By a Newsnet reporter
A suspect has been detained by Canadian police in Montreal in the early hours of Wednesday after one person was killed and another wounded during a shooting incident at the victory rally of the Parti Quebecois at a theatre in the city. According to reports, as he was arrested the suspect was heard to shout “The English are waking up.”
The shooting occurred as Pauline Marois, newly elected as the first female premier of Quebec, was addressing the rally at Montreal’s Metropolis theatre.
The Parti Quebecois campaigns for independence for the French speaking province of Quebec. As Ms Marois told the crowd that the province would one day be independent, there were confused scenes as gunshots were heard and her bodyguards rushed her from the stage. She later returned to finish her speech.
The shooting overshadowed the result of Tuesday’s election in Quebec, when the Parti Quebecois ousted the ruling Liberals by a small margin. The Parti Quebecois will now form a minority administration.
The election took place against a backdrop of allegations of corruption directed at the Liberal Party, and student protests against increases in tuition fees. The Parti Quebecois supported the protests, which developed into a “Occupy” movement involving environmentalist, anti-capitalist, and independence campaigners. As a result of the protests the ruling Liberal Party introduced legislation which heavily restricted public demonstrations in Quebec, and led to the arrests of over 2,500 people.
The shooting incident has shocked Canada, where political violence is rare and where gun crime is far less common than in the neighbouring USA. According to a spokesperson from Montreal Police a man entered the back of the city’s Metropolis Theater with a rifle and a handgun and shot two people.
Montreal police Cmdr. Ian Lafreniere said the gunman opened fire in the back of the hall while Ms Marois was giving her victory speech to hundreds of supporters at the Metropolis auditorium. She had just declared her conviction that Quebec needs to be a sovereign country, before she was pulled off the stage. The gunman then fled outside where he set a small fire before he was captured.
As police officers dragged the suspect to a police car, he was heard shouting in heavily accented French, “The English are waking up!”
Montreal Police later said in a statement that a 62 year old man was being questioned in connection with the incident, and in a further statement named the suspect as Richard Henry Bain from Mont Tremblant, a ski resort 130 km north west of the city. Mr Bain ran a hunting lodge near to the town, a popular tourist resort. It is unclear whether Ms Marois was the gunman’s target. Police were keen to stress that the motive behind the latest incident remained unclear.
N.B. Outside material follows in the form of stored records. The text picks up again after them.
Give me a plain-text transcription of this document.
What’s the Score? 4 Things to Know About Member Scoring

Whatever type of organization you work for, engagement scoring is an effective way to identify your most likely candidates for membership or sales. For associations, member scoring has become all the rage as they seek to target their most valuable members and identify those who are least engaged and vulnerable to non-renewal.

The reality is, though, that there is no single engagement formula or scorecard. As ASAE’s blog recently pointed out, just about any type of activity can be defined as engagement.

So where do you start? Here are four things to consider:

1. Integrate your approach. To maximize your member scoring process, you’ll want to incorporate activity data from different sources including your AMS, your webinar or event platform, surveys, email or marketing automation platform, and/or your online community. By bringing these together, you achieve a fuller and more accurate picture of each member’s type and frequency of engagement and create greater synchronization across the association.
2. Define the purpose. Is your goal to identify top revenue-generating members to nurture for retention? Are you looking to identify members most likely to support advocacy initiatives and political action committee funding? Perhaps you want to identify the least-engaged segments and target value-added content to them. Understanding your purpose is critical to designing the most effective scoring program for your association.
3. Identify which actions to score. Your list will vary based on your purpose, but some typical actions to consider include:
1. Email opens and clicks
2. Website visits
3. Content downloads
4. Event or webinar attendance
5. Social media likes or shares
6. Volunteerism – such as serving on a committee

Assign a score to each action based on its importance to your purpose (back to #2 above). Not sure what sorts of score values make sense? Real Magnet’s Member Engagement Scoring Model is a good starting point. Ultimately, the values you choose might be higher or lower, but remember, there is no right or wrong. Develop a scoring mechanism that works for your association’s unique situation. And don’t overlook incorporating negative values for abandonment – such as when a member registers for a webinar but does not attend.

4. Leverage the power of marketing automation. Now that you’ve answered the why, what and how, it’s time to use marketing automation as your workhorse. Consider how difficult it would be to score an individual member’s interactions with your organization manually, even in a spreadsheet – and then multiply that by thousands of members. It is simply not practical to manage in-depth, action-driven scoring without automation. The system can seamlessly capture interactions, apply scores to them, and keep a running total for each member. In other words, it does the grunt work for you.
The shooting will cause fears that tensions may rise between Canada’s French speaking minority and the English speaking majority. In 1970, Quebec’s labour minister Pierre Laporte was kidnapped by members of the Front de libération du Québec (FLQ), a radical group seeking independence for the province. He was held hostage as the group demanded the release of “political prisoners”.
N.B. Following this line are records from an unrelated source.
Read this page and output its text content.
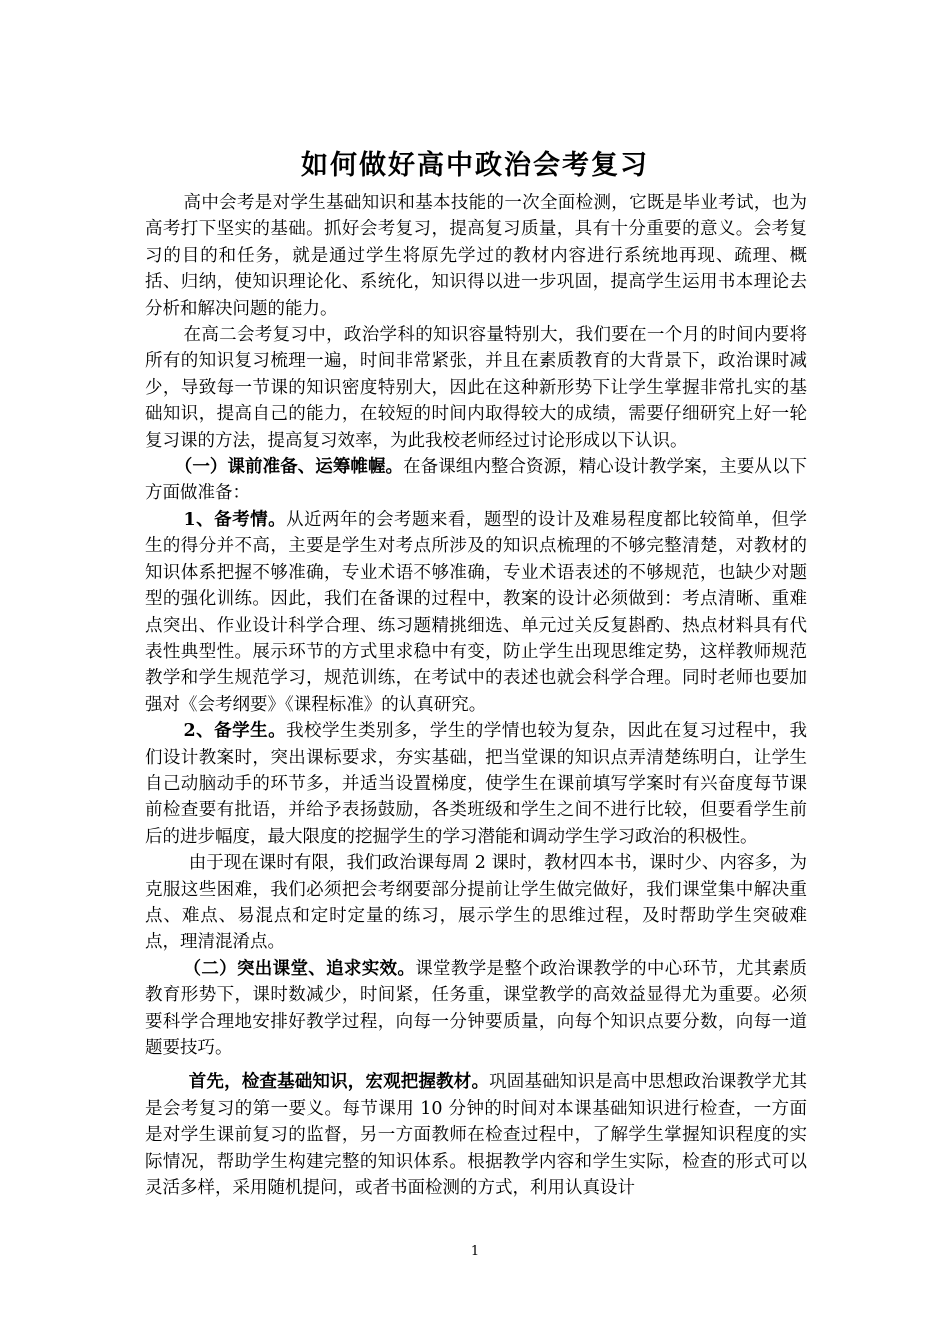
如何做好高中政治会考复习

高中会考是对学生基础知识和基本技能的一次全面检测，它既是毕业考试，也为高考打下坚实的基础。抓好会考复习，提高复习质量，具有十分重要的意义。会考复习的目的和任务，就是通过学生将原先学过的教材内容进行系统地再现、疏理、概括、归纳，使知识理论化、系统化，知识得以进一步巩固，提高学生运用书本理论去分析和解决问题的能力。

在高二会考复习中，政治学科的知识容量特别大，我们要在一个月的时间内要将所有的知识复习梳理一遍，时间非常紧张，并且在素质教育的大背景下，政治课时减少，导致每一节课的知识密度特别大，因此在这种新形势下让学生掌握非常扎实的基础知识，提高自己的能力，在较短的时间内取得较大的成绩，需要仔细研究上好一轮复习课的方法，提高复习效率，为此我校老师经过讨论形成以下认识。

（一）课前准备、运筹帷幄。在备课组内整合资源，精心设计教学案，主要从以下方面做准备：

1、备考情。从近两年的会考题来看，题型的设计及难易程度都比较简单，但学生的得分并不高，主要是学生对考点所涉及的知识点梳理的不够完整清楚，对教材的知识体系把握不够准确，专业术语不够准确，专业术语表述的不够规范，也缺少对题型的强化训练。因此，我们在备课的过程中，教案的设计必须做到：考点清晰、重难点突出、作业设计科学合理、练习题精挑细选、单元过关反复斟酌、热点材料具有代表性典型性。展示环节的方式里求稳中有变，防止学生出现思维定势，这样教师规范教学和学生规范学习，规范训练，在考试中的表述也就会科学合理。同时老师也要加强对《会考纲要》《课程标准》的认真研究。

2、备学生。我校学生类别多，学生的学情也较为复杂，因此在复习过程中，我们设计教案时，突出课标要求，夯实基础，把当堂课的知识点弄清楚练明白，让学生自己动脑动手的环节多，并适当设置梯度，使学生在课前填写学案时有兴奋度每节课前检查要有批语，并给予表扬鼓励，各类班级和学生之间不进行比较，但要看学生前后的进步幅度，最大限度的挖掘学生的学习潜能和调动学生学习政治的积极性。

由于现在课时有限，我们政治课每周 2 课时，教材四本书，课时少、内容多，为克服这些困难，我们必须把会考纲要部分提前让学生做完做好，我们课堂集中解决重点、难点、易混点和定时定量的练习，展示学生的思维过程，及时帮助学生突破难点，理清混淆点。

（二）突出课堂、追求实效。课堂教学是整个政治课教学的中心环节，尤其素质教育形势下，课时数减少，时间紧，任务重，课堂教学的高效益显得尤为重要。必须要科学合理地安排好教学过程，向每一分钟要质量，向每个知识点要分数，向每一道题要技巧。

首先，检查基础知识，宏观把握教材。巩固基础知识是高中思想政治课教学尤其是会考复习的第一要义。每节课用 10 分钟的时间对本课基础知识进行检查，一方面是对学生课前复习的监督，另一方面教师在检查过程中，了解学生掌握知识程度的实际情况，帮助学生构建完整的知识体系。根据教学内容和学生实际，检查的形式可以灵活多样，采用随机提问，或者书面检测的方式，利用认真设计

1
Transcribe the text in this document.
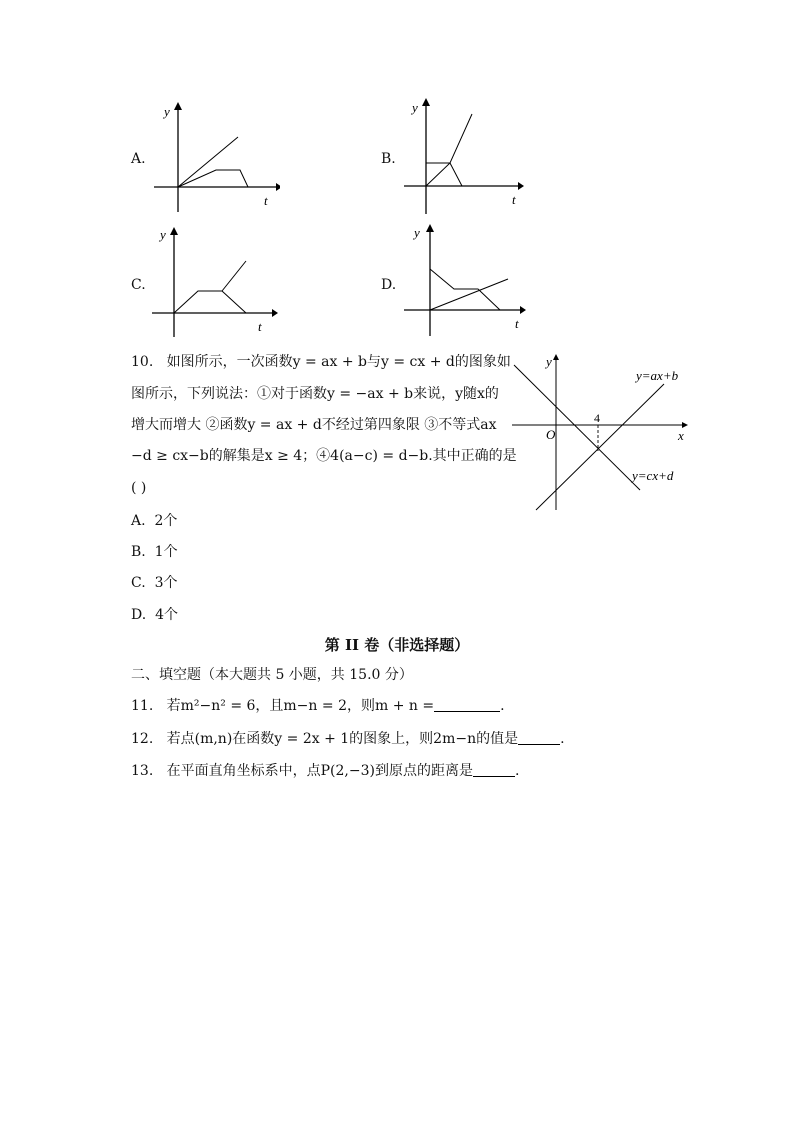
A.
y
t
B.
y
t
C.
y
t
D.
y
t
10. 如图所示，一次函数y = ax + b与y = cx + d的图象如
图所示，下列说法：①对于函数y = −ax + b来说，y随x的
增大而增大 ②函数y = ax + d不经过第四象限 ③不等式ax
−d ≥ cx−b的解集是x ≥ 4；④4(a−c) = d−b.其中正确的是
( )
y
x
O
4
y=ax+b
y=cx+d
A. 2个
B. 1个
C. 3个
D. 4个
第 II 卷（非选择题）
二、填空题（本大题共 5 小题，共 15.0 分）
11. 若m²−n² = 6，且m−n = 2，则m + n =	.
12. 若点(m,n)在函数y = 2x + 1的图象上，则2m−n的值是	.
13. 在平面直角坐标系中，点P(2,−3)到原点的距离是	.
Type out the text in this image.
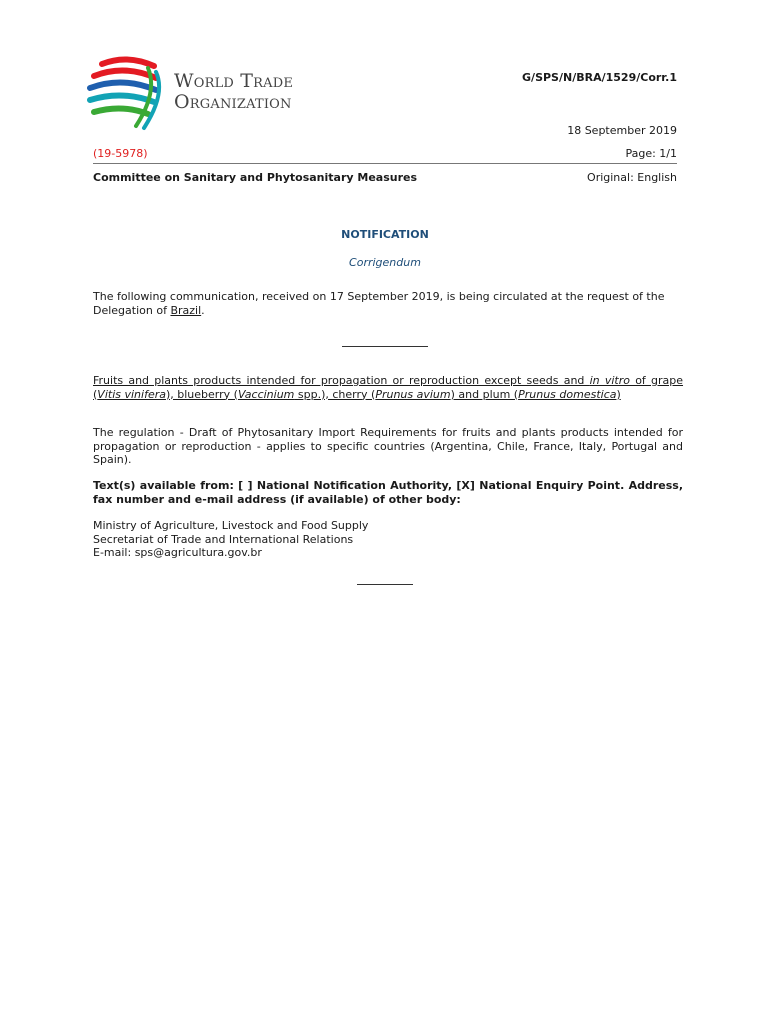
World Trade
Organization
G/SPS/N/BRA/1529/Corr.1
18 September 2019
(19-5978)	Page: 1/1
Committee on Sanitary and Phytosanitary Measures	Original: English
NOTIFICATION
Corrigendum
The following communication, received on 17 September 2019, is being circulated at the request of the Delegation of Brazil.
Fruits and plants products intended for propagation or reproduction except seeds and in vitro of grape (Vitis vinifera), blueberry (Vaccinium spp.), cherry (Prunus avium) and plum (Prunus domestica)
The regulation - Draft of Phytosanitary Import Requirements for fruits and plants products intended for propagation or reproduction - applies to specific countries (Argentina, Chile, France, Italy, Portugal and Spain).
Text(s) available from: [ ] National Notification Authority, [X] National Enquiry Point. Address, fax number and e-mail address (if available) of other body:
Ministry of Agriculture, Livestock and Food Supply
Secretariat of Trade and International Relations
E-mail: sps@agricultura.gov.br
One week after he went missing, Mr Laporte’s body was recovered from a car. Prime Minister Pierre Trudeau invoked Canada’s War Measures Act, which allowed mass raids and arrests to take place in order to find Laporte’s kidnappers. A number of FLQ members were convicted of his murder.
In 2010, a report on the French language service of the Canadian National Broadcasting Corportation alleged that Mr Laporte’s death was accidental.
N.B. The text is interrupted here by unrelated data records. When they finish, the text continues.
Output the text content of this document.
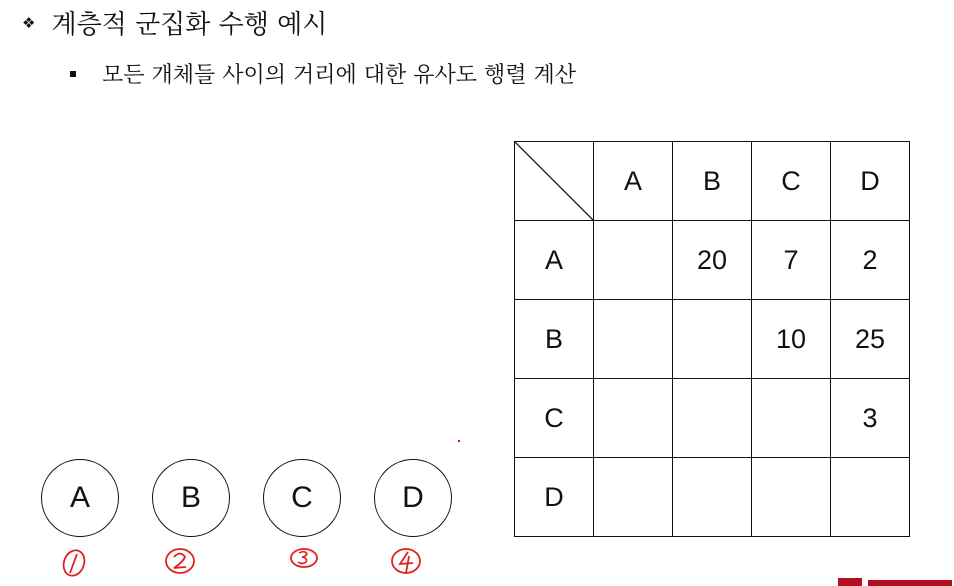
❖ 계층적 군집화 수행 예시
모든 개체들 사이의 거리에 대한 유사도 행렬 계산
	A	B	C	D
A		20	7	2
B			10	25
C				3
D				
A	B	C	D
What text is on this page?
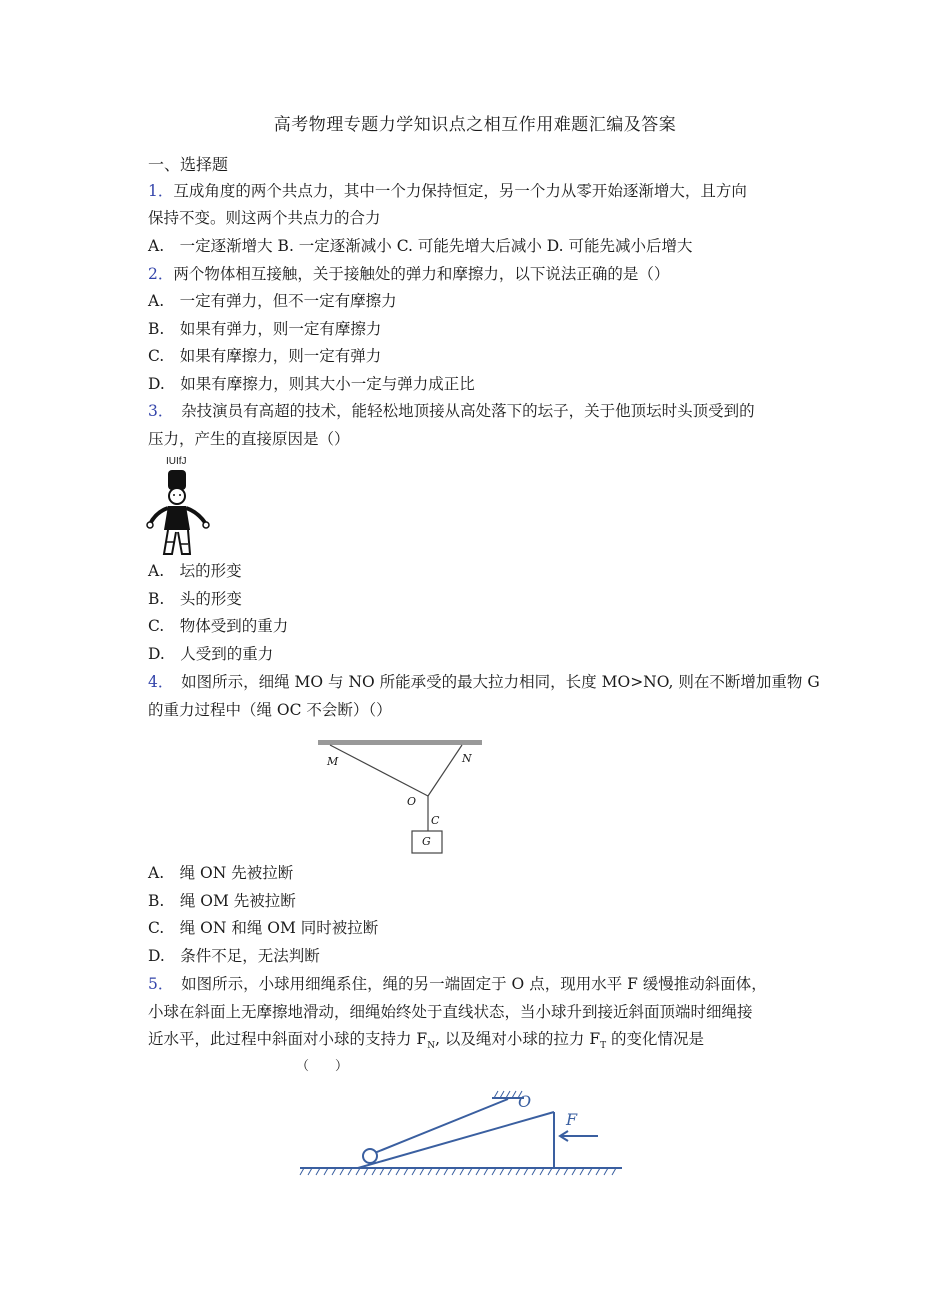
高考物理专题力学知识点之相互作用难题汇编及答案
一、选择题
1．互成角度的两个共点力，其中一个力保持恒定，另一个力从零开始逐渐增大，且方向
保持不变。则这两个共点力的合力
A.　一定逐渐增大 B. 一定逐渐减小 C. 可能先增大后减小 D. 可能先减小后增大
2．两个物体相互接触，关于接触处的弹力和摩擦力，以下说法正确的是（）
A.　一定有弹力，但不一定有摩擦力
B.　如果有弹力，则一定有摩擦力
C.　如果有摩擦力，则一定有弹力
D.　如果有摩擦力，则其大小一定与弹力成正比
3．　杂技演员有高超的技术，能轻松地顶接从高处落下的坛子，关于他顶坛时头顶受到的
压力，产生的直接原因是（）
IUIfJ
A.　坛的形变
B.　头的形变
C.　物体受到的重力
D.　人受到的重力
4．　如图所示，细绳 MO 与 NO 所能承受的最大拉力相同，长度 MO>NO, 则在不断增加重物 G
的重力过程中（绳 OC 不会断）（）
M	N
O
C
G
A.　绳 ON 先被拉断
B.　绳 OM 先被拉断
C.　绳 ON 和绳 OM 同时被拉断
D.　条件不足，无法判断
5．　如图所示，小球用细绳系住，绳的另一端固定于 O 点，现用水平 F 缓慢推动斜面体，
小球在斜面上无摩擦地滑动，细绳始终处于直线状态，当小球升到接近斜面顶端时细绳接
近水平，此过程中斜面对小球的支持力 $F_N$, 以及绳对小球的拉力 $F_T$ 的变化情况是
（　　）
O
F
Quebec is the only Canadian province with a French speaking majority, and is the sole Canadian province whose only official language at provincial level is French. On October 30, 2003, the National Assembly of Quebec voted unanimously to affirm “that the people of Québec form a nation.”
According to Canada’s most recent census, just over 80% of the province’s population are native French speakers. Just 8% are native English speakers. The remainder consists of immigrant communities and native communities with a variety of mother tongues.
There are also substantial Francophone communities elsewhere in the country, particularly in the province of New Brunswick where French speakers constitute around 40% of the population.
Until the 1960s Canadian French speakers complained that they were discriminated against by Anglophones, and growing resentment fuelled the growth of parties and movements seeking independence for Quebec, and led to the election victory of the Parti Quebecois in 1976.
An independence referendum was held in 1980, but independence was rejected by some 60% of the electorate. A second independence referendum was held in 1995, and independence was again rejected, but this time by a margin of less than 1%.
During previous terms in office, the Parti Quebecois has introduced a number of measures to protect and promote the use of the French language in Quebec. The increased profile of French has caused tension between French speakers and the province’s Anglophone minority, concentrated in the city of Montreal and certain districts close to the border with the USA.
The party’s current leader was criticised by Anglophone groups during the election campaign after proposing to strengthen the province’s Charter of the French Language. Under Ms Marois’s proposals, immigrants who run for public office in Quebec must be proficient in French, and those who settle in the province would be obliged to send their children to French language schools.